Pada pertemuan Dewan Negara, kabinet China, Minggu malam, Wakil Perdana Menteri Sun Chunlan mengatakan risiko penyebaran wabah terbaru “sangat tinggi,” mengutip pasar yang padat dan populasi yang sangat mobil, menurut kantor berita negara. Xinhua.

Tindakan “masa perang”

Distrik Fengtai, di mana pasar Xinfadi berada, diumumkan Sabtu, peluncuran “mekanisme masa perang” dan pembentukan pusat komando untuk mengekang penyebaran virus.
Di media sosial, Global Times, sebuah tabloid nasionalis yang dijalankan oleh pemerintah Cina, memposting a video perwira polisi paramiliter yang mengenakan masker wajah berpatroli di pasar setelah ditutup pada hari Sabtu.

Pihak berwenang memberlakukan penutupan pada 11 kompleks perumahan di sekitar pasar, dengan tegas melarang siapa pun masuk atau pergi. Penduduk akan memeriksa suhu mereka dan melaporkannya setiap hari, dan makanan serta kebutuhan sehari-hari mereka dikirimkan.

READ  Walikota Tulsa mengangkat jam malam menjelang reli Trump

Beijing juga meluncurkan pengujian asam nukleat massal untuk virus corona, mendirikan 193 stan sampel di seluruh kota. Lebih dari 76.000 orang diuji pada hari Minggu, dengan 59 orang dinyatakan positif, kata Xu pada konferensi pers, Senin.

Tes asam nukleat bekerja dengan mendeteksi kode genetik virus, dan bisa lebih efektif dalam mendeteksi infeksi, terutama pada tahap awal, daripada tes yang memeriksa respons kekebalan tubuh, meskipun yang terakhir lebih mudah dilakukan.

Distrik Fengtai telah mengumpulkan sampel dari 8.950 orang yang bekerja di pasar Xinfadi. Sejauh ini, lebih dari 6.000 sampel telah diuji dan hasilnya semua negatif, menurut Xu.

Pihak berwenang juga melacak dan mengumpulkan sampel dari hampir 30.000 orang yang telah pergi ke pasar dalam 14 hari sebelum penutupan. Semua dari 12.000 tes yang dilakukan sejauh ini menunjukkan hasil negatif, kata Xu.

Seorang petugas kesehatan yang mengenakan pakaian pelindung mengambil tes usap dari seorang wanita di pusat pengujian yang didirikan untuk orang-orang yang mengunjungi atau tinggal di dekat pasar Xinfadi di Beijing.

Pemerintah Beijing telah memerintahkan siapa pun yang mengunjungi pasar dan kontak dekat mereka untuk tinggal di rumah selama dua minggu untuk pengamatan medis. Ini juga menunda dimulainya kembali kelas untuk siswa sekolah dasar, yang awalnya dijadwalkan untuk hari Senin.

Beberapa pejabat lokal, termasuk wakil bupati Fengtai, telah diberhentikan setelah wabah.

Wabah ini bukan pertama kalinya virus kembali. Pada bulan Mei, beberapa tempat di timur laut negara itu dengan cepat dikunci ketat setelah kasus impor menyebabkan wabah di kalangan masyarakat setempat.

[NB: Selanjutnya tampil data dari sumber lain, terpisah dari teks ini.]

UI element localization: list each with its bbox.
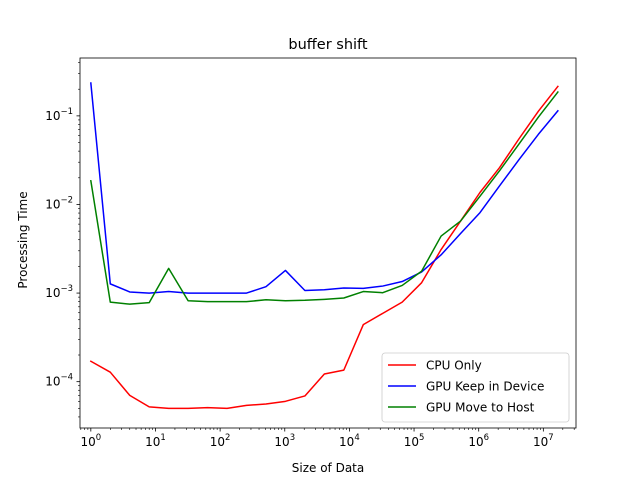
legend-label-2: GPU Move to Host — [426, 401, 535, 415]
chart-title: buffer shift — [288, 37, 367, 53]
x-axis-label: Size of Data — [292, 461, 364, 475]
legend: CPU Only GPU Keep in Device GPU Move to Ho… — [381, 352, 570, 423]
legend-label-0: CPU Only — [426, 359, 482, 373]
plot-area — [79, 57, 577, 429]
y-tick-label-1: 10−3 — [45, 284, 73, 300]
y-axis-label: Processing Time — [16, 191, 30, 288]
series-line-0 — [89, 85, 559, 410]
y-tick-label-2: 10−2 — [45, 195, 73, 211]
y-tick-label-3: 10−1 — [45, 107, 73, 123]
y-tick-label-0: 10−4 — [45, 373, 73, 389]
series-line-2 — [89, 90, 559, 305]
series-lines — [89, 82, 559, 410]
legend-label-1: GPU Keep in Device — [426, 380, 544, 394]
axes-frame — [79, 57, 577, 429]
legend-box — [381, 352, 570, 423]
series-line-1 — [90, 82, 559, 294]
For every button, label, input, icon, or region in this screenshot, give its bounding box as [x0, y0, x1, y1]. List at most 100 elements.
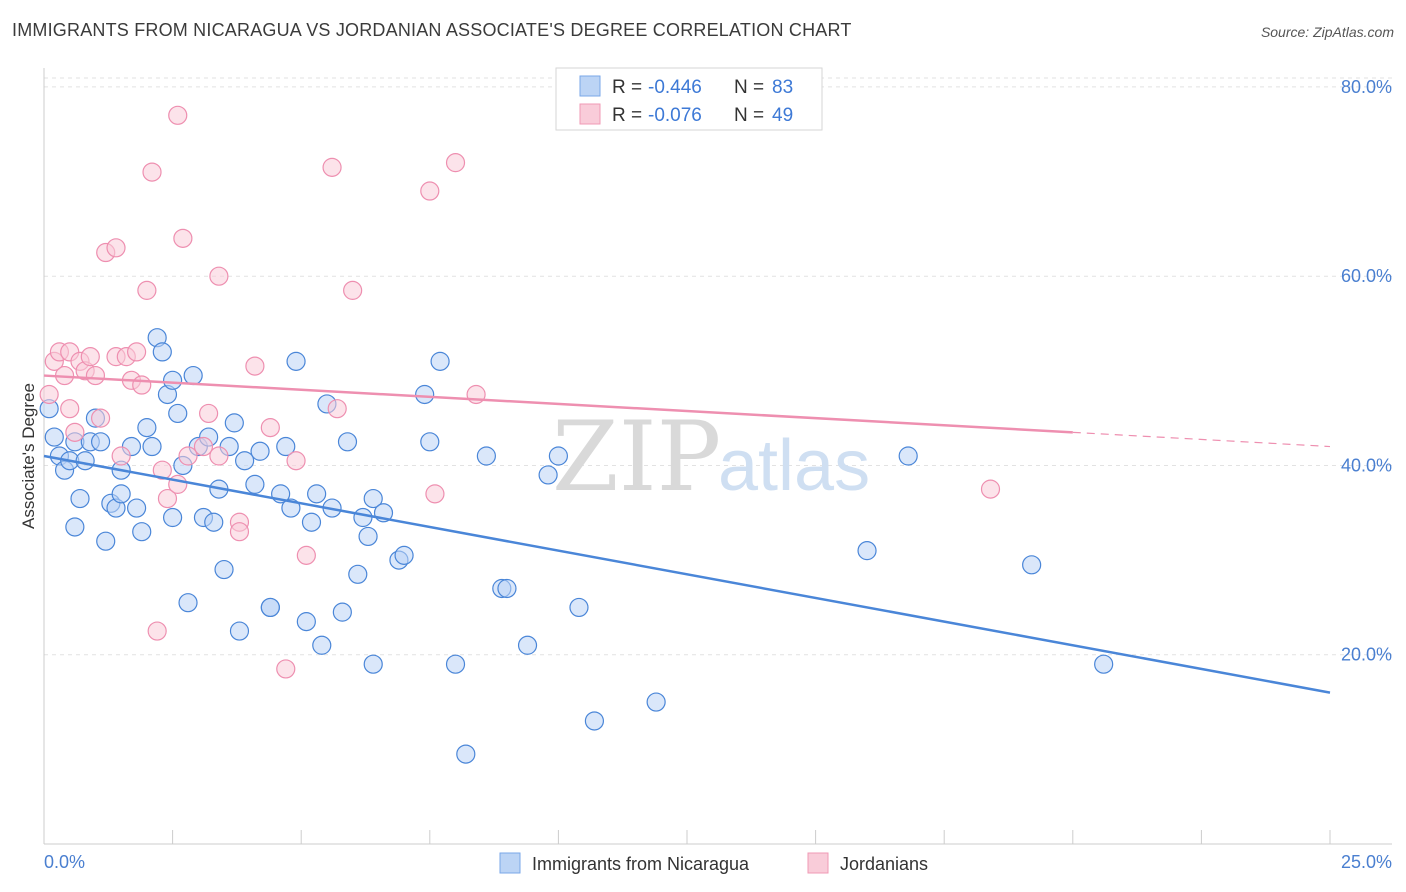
- point-jordanian: [132, 375, 152, 395]
- point-nicaragua: [260, 597, 280, 618]
- point-jordanian: [980, 479, 1001, 499]
- trend-line-jordanians-extension: [1072, 431, 1331, 448]
- legend-n-value-1: 83: [772, 77, 793, 98]
- point-jordanian: [65, 422, 85, 442]
- point-nicaragua: [415, 384, 435, 405]
- point-nicaragua: [312, 635, 332, 655]
- point-nicaragua: [517, 635, 538, 655]
- data-points: [39, 105, 1114, 764]
- point-nicaragua: [569, 597, 589, 618]
- point-nicaragua: [445, 654, 466, 674]
- point-nicaragua: [250, 441, 270, 461]
- point-nicaragua: [363, 488, 383, 509]
- point-nicaragua: [353, 507, 373, 528]
- legend-n-label-2: N =: [734, 105, 764, 126]
- point-nicaragua: [111, 484, 131, 504]
- x-tick-label-max: 25.0%: [1341, 852, 1392, 872]
- point-nicaragua: [337, 432, 358, 452]
- point-nicaragua: [348, 564, 368, 584]
- point-nicaragua: [497, 578, 517, 599]
- point-jordanian: [168, 474, 188, 494]
- point-nicaragua: [296, 612, 316, 632]
- point-nicaragua: [281, 498, 301, 518]
- y-tick-label: 40.0%: [1341, 455, 1392, 475]
- point-jordanian: [157, 488, 178, 509]
- point-nicaragua: [548, 446, 569, 466]
- bottom-legend-swatch-nicaragua: [499, 852, 521, 874]
- point-jordanian: [85, 365, 106, 386]
- bottom-legend-label-jordanians: Jordanians: [840, 854, 928, 874]
- y-axis-label: Associate's Degree: [19, 383, 38, 529]
- point-nicaragua: [430, 351, 450, 371]
- point-jordanian: [286, 451, 306, 471]
- point-jordanian: [229, 522, 250, 542]
- point-nicaragua: [65, 517, 85, 537]
- point-jordanian: [152, 460, 172, 480]
- point-nicaragua: [584, 711, 605, 731]
- source-credit: Source: ZipAtlas.com: [1260, 24, 1394, 40]
- point-jordanian: [425, 484, 445, 504]
- point-nicaragua: [235, 451, 255, 471]
- point-nicaragua: [152, 342, 172, 362]
- watermark-atlas: atlas: [718, 426, 870, 506]
- trend-line-jordanians: [43, 374, 1073, 434]
- point-nicaragua: [229, 621, 250, 641]
- y-tick-label: 60.0%: [1341, 266, 1392, 286]
- stats-legend: R = -0.446 N = 83 R = -0.076 N = 49: [555, 67, 823, 131]
- point-nicaragua: [358, 526, 378, 547]
- point-nicaragua: [276, 436, 296, 457]
- point-jordanian: [39, 384, 59, 405]
- legend-r-label-1: R =: [612, 77, 642, 98]
- y-tick-label: 20.0%: [1341, 645, 1392, 665]
- point-nicaragua: [163, 507, 183, 528]
- bottom-legend-label-nicaragua: Immigrants from Nicaragua: [532, 854, 750, 874]
- point-nicaragua: [90, 432, 111, 452]
- point-jordanian: [193, 436, 214, 457]
- point-nicaragua: [142, 436, 162, 457]
- legend-n-label-1: N =: [734, 77, 764, 98]
- point-jordanian: [327, 399, 347, 419]
- point-jordanian: [111, 446, 131, 466]
- y-tick-label: 80.0%: [1341, 77, 1392, 97]
- point-nicaragua: [137, 418, 157, 438]
- trend-line-nicaragua: [43, 454, 1331, 694]
- point-nicaragua: [204, 512, 224, 532]
- point-nicaragua: [44, 427, 64, 447]
- point-jordanian: [209, 266, 229, 286]
- point-nicaragua: [857, 541, 877, 561]
- point-jordanian: [260, 418, 280, 438]
- point-nicaragua: [178, 593, 198, 613]
- point-nicaragua: [307, 484, 327, 504]
- x-tick-label-min: 0.0%: [44, 852, 85, 872]
- watermark-zip: ZIP: [552, 401, 721, 513]
- point-nicaragua: [476, 446, 496, 466]
- point-nicaragua: [301, 512, 322, 532]
- point-jordanian: [90, 408, 111, 428]
- point-jordanian: [322, 157, 342, 177]
- point-jordanian: [168, 105, 188, 125]
- point-jordanian: [209, 446, 229, 466]
- point-nicaragua: [394, 545, 414, 565]
- series-legend: Immigrants from Nicaragua Jordanians: [499, 852, 928, 874]
- chart-title: IMMIGRANTS FROM NICARAGUA VS JORDANIAN A…: [12, 20, 852, 40]
- point-nicaragua: [163, 370, 183, 390]
- point-jordanian: [199, 403, 219, 424]
- y-tick-labels: 20.0% 40.0% 60.0% 80.0%: [1341, 77, 1392, 665]
- point-jordanian: [178, 446, 198, 466]
- point-nicaragua: [1022, 555, 1042, 575]
- point-jordanian: [276, 659, 296, 679]
- point-jordanian: [60, 399, 80, 419]
- legend-r-label-2: R =: [612, 105, 642, 126]
- point-nicaragua: [96, 531, 116, 551]
- point-nicaragua: [646, 692, 666, 712]
- point-nicaragua: [214, 559, 234, 580]
- point-nicaragua: [1094, 654, 1114, 674]
- point-nicaragua: [75, 451, 95, 471]
- point-jordanian: [420, 181, 440, 201]
- point-nicaragua: [183, 365, 203, 386]
- point-jordanian: [126, 342, 147, 362]
- point-jordanian: [445, 153, 466, 173]
- point-nicaragua: [332, 602, 352, 622]
- point-jordanian: [137, 280, 157, 300]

Namun, sebelum cluster baru, Beijing hanya mencatat 420 infeksi lokal dan 9 kematian dibandingkan dengan lebih dari 80.000 kasus yang dikonfirmasi dan 4.634 kematian secara nasional, berkat pembatasan perjalanan yang ketat yang diberlakukan pada awal pandemi.

Seperti sebagian besar negara lain, kehidupan di Beijing mulai kembali normal, dengan pembukaan kembali bisnis dan sekolah, dan kerumunan kembali ke pusat perbelanjaan, restoran, dan taman.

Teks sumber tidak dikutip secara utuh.